Ken Jock, director of the tribe’s Environment Division, said that Alcoa hasn’t identified the best solutions to removing contaminated sediment during the company’s clean-up research efforts, which lasted 15 years and cost $65 million.

Mr. Jock said the tests focused on hydraulic dredging, which proved ineffective due to the bedrock in the main channel, and he believes mechanical dredging would be successful in removing contaminants.

Mr. Jock and others raised concern about the issue of ice scouring, which ruined a test capping placed in the river in 2003. The EPA has chosen the placement of an armor capping as a way to protect the cap from ice scouring, but Mr. Jock is not convinced a lay of stone and gravel will protect the contaminated sediments from build-ups of ice during the wintertime.

Mr. LaFrance pointed out the armor capping would be placed in the portion of the river near Massena, and asked why that stronger, thicker capping wouldn’t be placed over contaminated sediment closer to Akwesasne.

Mr. Mugdan said the EPA had found no need for an armor capping in that portion of the river, saying their tests had not found any risk of ice-scouring occurring there. He believes more stone and gravel along the riverbed would be counterproductive to their efforts to regenerate life along the riverbed.

Mr. Mugdan pointed out the EPA will continue to monitor the site to ensure the cap remains in place. “If at any time we decide the clean-up isn’t sufficient, we can direct (Alcoa) to do more work,” he said.

However, that didn’t alleviate the concerns of Mr. LaFrance, who feels the people of Akwesasne have suffered enough because of those contaminants.

He pointed out that the contaminants released by Alcoa resulted in an advisory by the New York state Department of Health in the 1980s, warning residents not to consume fish from the Grasse River.

This caused significant health affects on the Akwesasne people, both from exposure to the PCBs and from dietary changes, as the people were forced to switch from natural foods such as freshly caught fish, to highly processed store-bought foods, according to Mr. LaFrance.

“Anything that leaves that site can’t be beared. We’ve gone through too much,” Mr. LaFrance said.
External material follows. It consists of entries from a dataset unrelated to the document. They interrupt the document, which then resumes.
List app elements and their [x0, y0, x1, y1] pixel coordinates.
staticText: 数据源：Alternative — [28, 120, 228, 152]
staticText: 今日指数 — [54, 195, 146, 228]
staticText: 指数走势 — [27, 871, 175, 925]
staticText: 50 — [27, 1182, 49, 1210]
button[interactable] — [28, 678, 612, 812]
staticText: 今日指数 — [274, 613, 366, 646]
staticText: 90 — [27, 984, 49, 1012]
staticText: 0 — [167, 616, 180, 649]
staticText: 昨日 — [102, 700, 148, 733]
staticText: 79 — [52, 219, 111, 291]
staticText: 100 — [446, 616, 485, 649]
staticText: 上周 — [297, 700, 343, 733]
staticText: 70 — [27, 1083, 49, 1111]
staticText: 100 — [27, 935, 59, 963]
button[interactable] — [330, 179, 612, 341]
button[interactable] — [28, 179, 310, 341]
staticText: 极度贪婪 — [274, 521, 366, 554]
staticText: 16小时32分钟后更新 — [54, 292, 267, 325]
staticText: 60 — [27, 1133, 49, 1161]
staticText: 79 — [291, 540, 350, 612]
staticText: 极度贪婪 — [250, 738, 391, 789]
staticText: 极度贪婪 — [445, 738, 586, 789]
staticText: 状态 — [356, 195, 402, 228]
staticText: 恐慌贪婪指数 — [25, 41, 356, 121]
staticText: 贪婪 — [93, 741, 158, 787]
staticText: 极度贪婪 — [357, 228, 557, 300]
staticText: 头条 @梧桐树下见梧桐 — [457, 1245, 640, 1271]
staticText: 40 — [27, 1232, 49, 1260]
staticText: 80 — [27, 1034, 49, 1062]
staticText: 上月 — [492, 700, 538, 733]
Mr. Mugdan said these caps have been proven effective, and the EPA’s Record of Decision states that the chosen remediation plan is “specifically designed to protect the Mohawk community.”

The remediation plan will begin with two years of soil testing and engineer work to determine the most effective methods for capping, dredging and removing contaminated sediment near the shoreline, Mr. Mugdan said. He estimated work itself will last four to five years.